Но предположения нашего майора и в этот раз развенчались своенравием неведомой ему души, категорично непохожего на него человека, каковым являлся Пушкин, делающий всё по-своему, и всегда обескураживающий тех, кто ждал от него разумного, логически слаженного поведения, поскольку был поэтом не из корысти, а по призванию, руководствуясь чуждыми этому миру соображениями – некими духовными потребностями, навеваемыми ему из мира горнего – чуждого человеческих моральных категорий, и заставляющего своих земных служителей делать что-то, идущее вопреки установленным в обществе людей нормам – что-то запредельное, шокирующее и подчас откровенно отвратительное, ради установления доказательств истинной преданности духовным интересам, вопреки земным ценностям.

Так и в этот раз, современный прототип Пушкина намерился принести присягу вдохновению, пренебрегая очевидной своей долгожданной победой в игре общечеловеческих приоритетов, решив послужить интересам мира горнего, неожиданным для простых, лишённых дара творчества людей, своим поступком.

Кивнув стоящему неподалёку Эрудиту, будто приглашая занять прежнюю позицию ведущего репортаж перед камерой, Пушкин отошёл чуть в сторону и, расстегнув франтовской свой сюртук, полез в карман исподней одежды, как то делают люди, убравшие необходимые в обиходе вещи – вроде зажигалки или телефона, в самую глубь своего платья, собираясь утром на выход в спешке или только что поднявшись с постели.
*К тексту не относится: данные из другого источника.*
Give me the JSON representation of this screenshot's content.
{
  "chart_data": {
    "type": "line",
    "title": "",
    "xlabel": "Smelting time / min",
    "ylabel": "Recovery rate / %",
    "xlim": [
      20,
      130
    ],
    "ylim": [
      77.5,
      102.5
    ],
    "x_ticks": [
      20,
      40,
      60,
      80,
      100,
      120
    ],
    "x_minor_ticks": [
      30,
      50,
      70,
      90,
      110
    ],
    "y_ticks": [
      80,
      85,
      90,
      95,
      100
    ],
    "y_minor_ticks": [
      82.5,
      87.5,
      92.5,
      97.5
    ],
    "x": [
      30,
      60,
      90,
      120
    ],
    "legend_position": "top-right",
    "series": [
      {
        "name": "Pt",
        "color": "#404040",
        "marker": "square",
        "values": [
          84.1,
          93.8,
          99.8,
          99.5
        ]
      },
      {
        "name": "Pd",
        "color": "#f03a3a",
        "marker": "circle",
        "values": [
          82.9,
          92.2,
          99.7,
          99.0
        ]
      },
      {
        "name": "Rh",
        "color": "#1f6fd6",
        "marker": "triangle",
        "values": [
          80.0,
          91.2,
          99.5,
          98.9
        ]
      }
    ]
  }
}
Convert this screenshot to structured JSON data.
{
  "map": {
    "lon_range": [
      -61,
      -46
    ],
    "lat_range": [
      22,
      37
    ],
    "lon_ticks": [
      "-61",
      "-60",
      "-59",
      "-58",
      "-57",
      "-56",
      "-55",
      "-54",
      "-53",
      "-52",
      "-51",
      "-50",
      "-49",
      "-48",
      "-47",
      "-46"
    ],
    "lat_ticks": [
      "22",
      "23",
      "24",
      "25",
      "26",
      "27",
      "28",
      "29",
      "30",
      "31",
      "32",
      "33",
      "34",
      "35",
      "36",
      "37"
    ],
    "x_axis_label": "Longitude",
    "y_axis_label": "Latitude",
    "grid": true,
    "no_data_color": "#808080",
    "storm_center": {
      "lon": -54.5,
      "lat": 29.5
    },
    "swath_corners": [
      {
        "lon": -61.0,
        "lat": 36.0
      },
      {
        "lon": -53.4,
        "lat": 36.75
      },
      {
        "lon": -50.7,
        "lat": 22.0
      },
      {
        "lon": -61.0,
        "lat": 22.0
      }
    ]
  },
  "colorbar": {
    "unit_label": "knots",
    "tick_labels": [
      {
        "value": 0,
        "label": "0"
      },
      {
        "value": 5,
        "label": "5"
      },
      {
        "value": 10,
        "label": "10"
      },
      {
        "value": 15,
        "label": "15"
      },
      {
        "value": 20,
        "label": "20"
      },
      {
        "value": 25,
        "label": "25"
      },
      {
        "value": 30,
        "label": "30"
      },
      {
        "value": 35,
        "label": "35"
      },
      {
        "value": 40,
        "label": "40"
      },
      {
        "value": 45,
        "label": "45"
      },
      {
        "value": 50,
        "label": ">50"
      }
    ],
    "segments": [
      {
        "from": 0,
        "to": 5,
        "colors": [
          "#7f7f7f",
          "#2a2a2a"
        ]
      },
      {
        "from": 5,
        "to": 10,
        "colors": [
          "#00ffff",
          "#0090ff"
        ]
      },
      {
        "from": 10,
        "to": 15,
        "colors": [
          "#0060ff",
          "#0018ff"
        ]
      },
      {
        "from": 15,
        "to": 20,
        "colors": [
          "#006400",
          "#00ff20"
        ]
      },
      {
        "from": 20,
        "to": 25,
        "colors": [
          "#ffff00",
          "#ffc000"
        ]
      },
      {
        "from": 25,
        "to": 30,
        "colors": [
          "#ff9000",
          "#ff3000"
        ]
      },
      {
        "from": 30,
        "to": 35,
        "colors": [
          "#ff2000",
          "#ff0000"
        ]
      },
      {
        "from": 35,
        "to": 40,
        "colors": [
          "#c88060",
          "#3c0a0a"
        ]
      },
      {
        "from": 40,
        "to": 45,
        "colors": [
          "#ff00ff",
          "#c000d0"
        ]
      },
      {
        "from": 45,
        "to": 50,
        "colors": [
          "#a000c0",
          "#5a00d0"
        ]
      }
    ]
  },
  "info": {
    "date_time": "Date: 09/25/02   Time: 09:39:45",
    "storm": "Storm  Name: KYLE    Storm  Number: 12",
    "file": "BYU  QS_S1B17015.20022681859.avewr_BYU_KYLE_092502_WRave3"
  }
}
Но когда Че приблизился к нему на расстояние вытянутой руки, вместо безобидного аксессуара делового человека, Пушкин вдруг обнажил перед зрителями огромный зубчатый нож.

Увидев это, Эрудит попытался отстраниться, шутливо напоминая о том, что нож этот – всего лишь орудие производства для резчика по дереву, коим и являлся Пушкин в тот период, когда попал в неприятности, находясь в своей комнате и работая над изваянием обнажённой женской натуры. Но несформировавшаяся толком шутка его, так и осталась висеть в воздухе, едва сорвавшись с кончика языка, попавшего во мгновение на прицел кончика полоски зубчатой стали.

– Тебя я не трону… ты будешь лишь зрителем… но смотри за камерой, чтобы запечатлеть всё, как следует! – грозно предостерёг Эрудита Пушкин, и тут же ловко обвил его запястья, извлечённой из того же потайного кармана нейлоновой верёвкой.

Эрудит попытался что-то возразить, но, когда руки поэта полезли обшаривать карманы его неформальной одёжи, покорно притих и присел на корточки возле камеры.

Сам Пушкин, меж тем, двигаясь проворно и весьма решительно, вытащил запасённый возле пупа скотч и, нечаянно толкнув видеокамеру локтем, продемонстрировал, смотрящему на это через монитор Алексанлру-младшему, перспективу, открывающую вид на стоящую возле обочины при входе в парк скромную машину марки “Golf”, к двери которой и привязал Эрудита несколькими мотками липкой ленты.

Из содержимого карманов своего новоявленного благодетеля Пушкин взял лишь небольшой пакетик, наполненный белым порошком, да одну из множества, тут же возвращённых назад в карманы брюк Че, стодолларовых купюр, которую, незамедлительно скрутив в трубочку, тут же употребил, как проводник ссыпанного на капот порошка к собственному носу.

“Неужели, только ради этого, он взялся изуверствовать над клоуном-Эрудитом? Подумать только, – что делают с людьми наркотики! А ведь это был его шанс реабилитироваться и даже разбогатеть…” – печально недоумевая, подумал майор, но вновь оказался неправ, поскольку и здесь нетривиальная логика поэта перещеголяла домыслы нищего на творческую фантазию военного.